Optimal Medical Therapy Including Podiatric Care Improves Health
Over half the Medicare patients who have a procedure to open a blocked leg artery are dead within three years. At first glance, that seems odd, but it makes sense. Blocked leg arteries are especially common in patients who smoke or have diabetes. These people have a high risk for vascular events like heart attack, stroke, chronic kidney disease, and cancer. If they have a blocked leg artery, they have cholesterol deposits throughout their arteries that could rupture, cause a clot, and cause a heart attack or stroke. Researchers looked at almost 170,000 people who had a procedure to open a leg artery— 49% smoked, 51% had diabetes, 80% had high blood pressure, and 70% had high cholesterol. Those are the factors that blocked the arteries and created the dangerous cholesterol deposits.
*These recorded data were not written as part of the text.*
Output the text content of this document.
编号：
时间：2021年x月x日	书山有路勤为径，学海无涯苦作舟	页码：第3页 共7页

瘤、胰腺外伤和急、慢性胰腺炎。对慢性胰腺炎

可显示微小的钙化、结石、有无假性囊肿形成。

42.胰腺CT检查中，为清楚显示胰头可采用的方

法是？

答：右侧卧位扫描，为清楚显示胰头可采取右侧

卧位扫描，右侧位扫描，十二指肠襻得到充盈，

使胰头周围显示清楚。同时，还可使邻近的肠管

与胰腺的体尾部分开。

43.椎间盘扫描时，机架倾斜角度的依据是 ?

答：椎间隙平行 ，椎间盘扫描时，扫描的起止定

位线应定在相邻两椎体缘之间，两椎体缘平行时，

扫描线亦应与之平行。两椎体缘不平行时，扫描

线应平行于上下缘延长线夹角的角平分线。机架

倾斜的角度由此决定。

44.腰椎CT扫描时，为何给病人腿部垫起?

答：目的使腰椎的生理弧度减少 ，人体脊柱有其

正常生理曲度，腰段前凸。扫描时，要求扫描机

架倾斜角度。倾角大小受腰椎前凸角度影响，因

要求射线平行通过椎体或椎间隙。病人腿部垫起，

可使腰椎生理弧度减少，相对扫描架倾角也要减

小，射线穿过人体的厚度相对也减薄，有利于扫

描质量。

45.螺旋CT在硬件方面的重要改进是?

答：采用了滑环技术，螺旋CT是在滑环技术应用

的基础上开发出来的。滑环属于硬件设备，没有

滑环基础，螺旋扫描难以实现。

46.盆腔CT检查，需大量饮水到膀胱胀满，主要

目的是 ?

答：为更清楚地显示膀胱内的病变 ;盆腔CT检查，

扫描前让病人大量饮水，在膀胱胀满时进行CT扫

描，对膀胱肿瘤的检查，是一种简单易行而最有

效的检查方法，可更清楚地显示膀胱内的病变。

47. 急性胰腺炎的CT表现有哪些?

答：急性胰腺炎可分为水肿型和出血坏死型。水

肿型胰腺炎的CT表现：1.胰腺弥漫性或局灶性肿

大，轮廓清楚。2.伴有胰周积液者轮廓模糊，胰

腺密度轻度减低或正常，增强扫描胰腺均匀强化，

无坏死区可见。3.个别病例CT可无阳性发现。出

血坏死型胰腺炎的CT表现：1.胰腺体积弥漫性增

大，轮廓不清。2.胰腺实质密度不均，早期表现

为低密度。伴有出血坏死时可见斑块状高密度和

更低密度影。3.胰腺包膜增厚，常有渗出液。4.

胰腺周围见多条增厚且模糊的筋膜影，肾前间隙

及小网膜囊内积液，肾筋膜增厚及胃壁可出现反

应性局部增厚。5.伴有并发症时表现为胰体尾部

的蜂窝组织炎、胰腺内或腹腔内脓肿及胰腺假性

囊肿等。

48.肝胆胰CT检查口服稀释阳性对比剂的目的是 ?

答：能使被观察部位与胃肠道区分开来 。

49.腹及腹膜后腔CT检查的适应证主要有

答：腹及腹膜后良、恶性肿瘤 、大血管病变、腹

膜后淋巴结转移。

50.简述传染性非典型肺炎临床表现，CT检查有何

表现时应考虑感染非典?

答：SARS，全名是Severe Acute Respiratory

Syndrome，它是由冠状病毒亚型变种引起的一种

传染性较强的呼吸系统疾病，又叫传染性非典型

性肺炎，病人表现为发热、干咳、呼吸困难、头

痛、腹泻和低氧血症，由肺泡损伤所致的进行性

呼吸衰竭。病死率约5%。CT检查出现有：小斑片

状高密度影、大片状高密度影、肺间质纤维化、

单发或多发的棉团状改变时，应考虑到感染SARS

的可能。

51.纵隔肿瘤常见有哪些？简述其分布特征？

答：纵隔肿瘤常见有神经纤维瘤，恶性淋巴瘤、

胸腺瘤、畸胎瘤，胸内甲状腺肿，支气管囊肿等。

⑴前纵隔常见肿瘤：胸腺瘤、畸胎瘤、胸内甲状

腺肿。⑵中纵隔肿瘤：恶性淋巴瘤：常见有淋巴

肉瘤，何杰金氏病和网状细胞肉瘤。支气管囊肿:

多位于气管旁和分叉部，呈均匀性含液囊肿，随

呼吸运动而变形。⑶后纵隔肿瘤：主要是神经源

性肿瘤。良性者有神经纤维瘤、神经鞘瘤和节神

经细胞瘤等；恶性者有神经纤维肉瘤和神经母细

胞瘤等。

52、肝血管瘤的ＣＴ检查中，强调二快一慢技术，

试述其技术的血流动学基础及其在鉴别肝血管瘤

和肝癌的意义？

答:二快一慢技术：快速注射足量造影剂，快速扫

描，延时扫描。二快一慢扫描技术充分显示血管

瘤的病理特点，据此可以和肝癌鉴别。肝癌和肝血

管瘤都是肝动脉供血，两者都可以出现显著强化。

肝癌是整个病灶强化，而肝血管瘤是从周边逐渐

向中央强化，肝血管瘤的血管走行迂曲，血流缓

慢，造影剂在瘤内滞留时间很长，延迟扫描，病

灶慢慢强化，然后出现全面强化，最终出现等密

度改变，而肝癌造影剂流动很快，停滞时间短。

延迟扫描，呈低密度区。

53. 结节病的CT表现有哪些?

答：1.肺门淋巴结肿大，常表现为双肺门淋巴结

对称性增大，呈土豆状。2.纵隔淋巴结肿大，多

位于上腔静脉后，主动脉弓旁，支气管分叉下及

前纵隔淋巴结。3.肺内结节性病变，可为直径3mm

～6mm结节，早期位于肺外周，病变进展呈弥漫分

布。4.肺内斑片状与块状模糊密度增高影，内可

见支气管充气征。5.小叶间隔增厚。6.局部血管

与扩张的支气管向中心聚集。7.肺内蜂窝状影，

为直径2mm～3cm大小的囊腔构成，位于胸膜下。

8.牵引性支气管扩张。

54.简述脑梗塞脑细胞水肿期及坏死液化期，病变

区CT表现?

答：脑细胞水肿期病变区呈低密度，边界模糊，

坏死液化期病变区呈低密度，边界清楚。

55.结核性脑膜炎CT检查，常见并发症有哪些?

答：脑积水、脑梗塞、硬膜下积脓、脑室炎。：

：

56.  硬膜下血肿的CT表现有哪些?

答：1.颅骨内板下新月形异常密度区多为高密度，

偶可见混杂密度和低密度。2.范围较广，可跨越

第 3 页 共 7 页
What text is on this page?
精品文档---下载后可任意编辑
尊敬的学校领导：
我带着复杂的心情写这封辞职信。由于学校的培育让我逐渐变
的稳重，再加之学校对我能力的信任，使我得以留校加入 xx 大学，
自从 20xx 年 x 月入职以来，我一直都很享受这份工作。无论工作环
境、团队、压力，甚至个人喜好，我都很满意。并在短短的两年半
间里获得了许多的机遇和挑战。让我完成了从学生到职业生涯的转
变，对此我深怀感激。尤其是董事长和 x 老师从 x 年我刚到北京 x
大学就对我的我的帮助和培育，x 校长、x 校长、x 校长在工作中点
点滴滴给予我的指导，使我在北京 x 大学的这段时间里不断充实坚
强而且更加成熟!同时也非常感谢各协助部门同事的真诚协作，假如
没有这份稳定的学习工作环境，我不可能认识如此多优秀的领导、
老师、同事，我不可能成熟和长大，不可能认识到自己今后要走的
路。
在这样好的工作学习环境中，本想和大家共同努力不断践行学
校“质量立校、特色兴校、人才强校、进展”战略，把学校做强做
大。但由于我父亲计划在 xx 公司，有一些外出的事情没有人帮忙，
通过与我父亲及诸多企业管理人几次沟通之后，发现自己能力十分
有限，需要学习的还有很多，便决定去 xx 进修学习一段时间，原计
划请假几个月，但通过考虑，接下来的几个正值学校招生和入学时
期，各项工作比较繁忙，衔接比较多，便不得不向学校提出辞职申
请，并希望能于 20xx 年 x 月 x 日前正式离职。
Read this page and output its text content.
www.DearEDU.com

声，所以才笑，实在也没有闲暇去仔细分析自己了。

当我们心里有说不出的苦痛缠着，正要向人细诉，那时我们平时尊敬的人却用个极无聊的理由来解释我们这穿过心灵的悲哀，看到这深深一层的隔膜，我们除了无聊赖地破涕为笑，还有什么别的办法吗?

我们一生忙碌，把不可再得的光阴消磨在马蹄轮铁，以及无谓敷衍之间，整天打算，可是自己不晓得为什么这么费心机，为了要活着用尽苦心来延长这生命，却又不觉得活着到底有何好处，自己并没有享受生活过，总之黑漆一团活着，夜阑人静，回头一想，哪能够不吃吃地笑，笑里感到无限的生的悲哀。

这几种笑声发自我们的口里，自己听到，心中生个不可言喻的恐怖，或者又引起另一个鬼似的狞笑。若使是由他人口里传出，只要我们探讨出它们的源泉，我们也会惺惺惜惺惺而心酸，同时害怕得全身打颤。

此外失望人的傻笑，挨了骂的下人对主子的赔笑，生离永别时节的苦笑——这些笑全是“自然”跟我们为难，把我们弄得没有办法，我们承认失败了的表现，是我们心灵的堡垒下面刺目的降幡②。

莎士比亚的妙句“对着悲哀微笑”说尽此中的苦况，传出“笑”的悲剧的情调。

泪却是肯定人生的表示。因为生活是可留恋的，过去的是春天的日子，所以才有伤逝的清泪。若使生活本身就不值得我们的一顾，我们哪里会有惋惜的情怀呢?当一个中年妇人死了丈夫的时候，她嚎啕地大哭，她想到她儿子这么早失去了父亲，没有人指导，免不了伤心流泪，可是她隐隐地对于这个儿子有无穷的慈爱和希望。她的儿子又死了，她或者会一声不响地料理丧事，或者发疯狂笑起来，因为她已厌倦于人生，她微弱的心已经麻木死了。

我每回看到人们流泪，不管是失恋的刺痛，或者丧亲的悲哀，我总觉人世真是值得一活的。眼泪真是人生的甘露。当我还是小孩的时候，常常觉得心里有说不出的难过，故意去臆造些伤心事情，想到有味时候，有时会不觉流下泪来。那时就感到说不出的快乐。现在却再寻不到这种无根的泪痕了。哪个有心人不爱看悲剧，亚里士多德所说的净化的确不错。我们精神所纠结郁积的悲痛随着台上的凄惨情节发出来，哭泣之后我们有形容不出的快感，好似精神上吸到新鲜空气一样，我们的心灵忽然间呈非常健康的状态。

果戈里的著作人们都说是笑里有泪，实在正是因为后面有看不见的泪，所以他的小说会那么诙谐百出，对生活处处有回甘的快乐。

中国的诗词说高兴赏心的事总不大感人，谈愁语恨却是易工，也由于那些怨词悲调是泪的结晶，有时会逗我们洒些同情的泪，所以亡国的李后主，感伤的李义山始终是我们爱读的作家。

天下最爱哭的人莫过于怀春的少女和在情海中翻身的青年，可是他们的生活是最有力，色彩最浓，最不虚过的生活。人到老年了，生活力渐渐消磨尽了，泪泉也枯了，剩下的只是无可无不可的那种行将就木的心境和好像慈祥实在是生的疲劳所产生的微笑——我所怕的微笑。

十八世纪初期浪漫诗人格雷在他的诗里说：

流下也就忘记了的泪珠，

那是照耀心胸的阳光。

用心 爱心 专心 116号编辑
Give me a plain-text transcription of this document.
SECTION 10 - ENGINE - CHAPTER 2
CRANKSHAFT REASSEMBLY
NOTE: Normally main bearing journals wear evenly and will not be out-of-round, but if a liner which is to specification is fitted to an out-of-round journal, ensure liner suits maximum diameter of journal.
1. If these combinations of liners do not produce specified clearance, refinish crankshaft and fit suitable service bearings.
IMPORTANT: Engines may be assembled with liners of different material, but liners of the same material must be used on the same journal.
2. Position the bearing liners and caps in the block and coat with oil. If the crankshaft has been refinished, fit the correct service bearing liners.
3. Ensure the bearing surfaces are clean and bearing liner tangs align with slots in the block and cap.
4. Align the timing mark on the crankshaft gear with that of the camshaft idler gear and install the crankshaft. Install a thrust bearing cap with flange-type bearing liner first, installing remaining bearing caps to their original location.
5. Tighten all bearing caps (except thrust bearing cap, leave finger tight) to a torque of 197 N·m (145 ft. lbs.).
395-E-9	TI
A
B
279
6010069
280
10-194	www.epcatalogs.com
Optimal medical therapy (OMT) achieves performance equal to the best groups using medications have a beneficial impact beyond their effect on the target risk factor. Eating real food, intermittent fasting, podiatric care, appropriate-protective shoes, and exercise are equally important. Reducing excess pressure on certain parts of the foot makes ulcers less likely. The worst direct complication of leg artery individuals on usual care have is leg amputation. Patients in usual care suffer three times as many amputations as patients on optimal medical treatment and they die eight years sooner. That is the direct result of focusing on blockages and failing to develop the systems to deliver optimal medical treatment consistently. OMT improves health at reduced cost.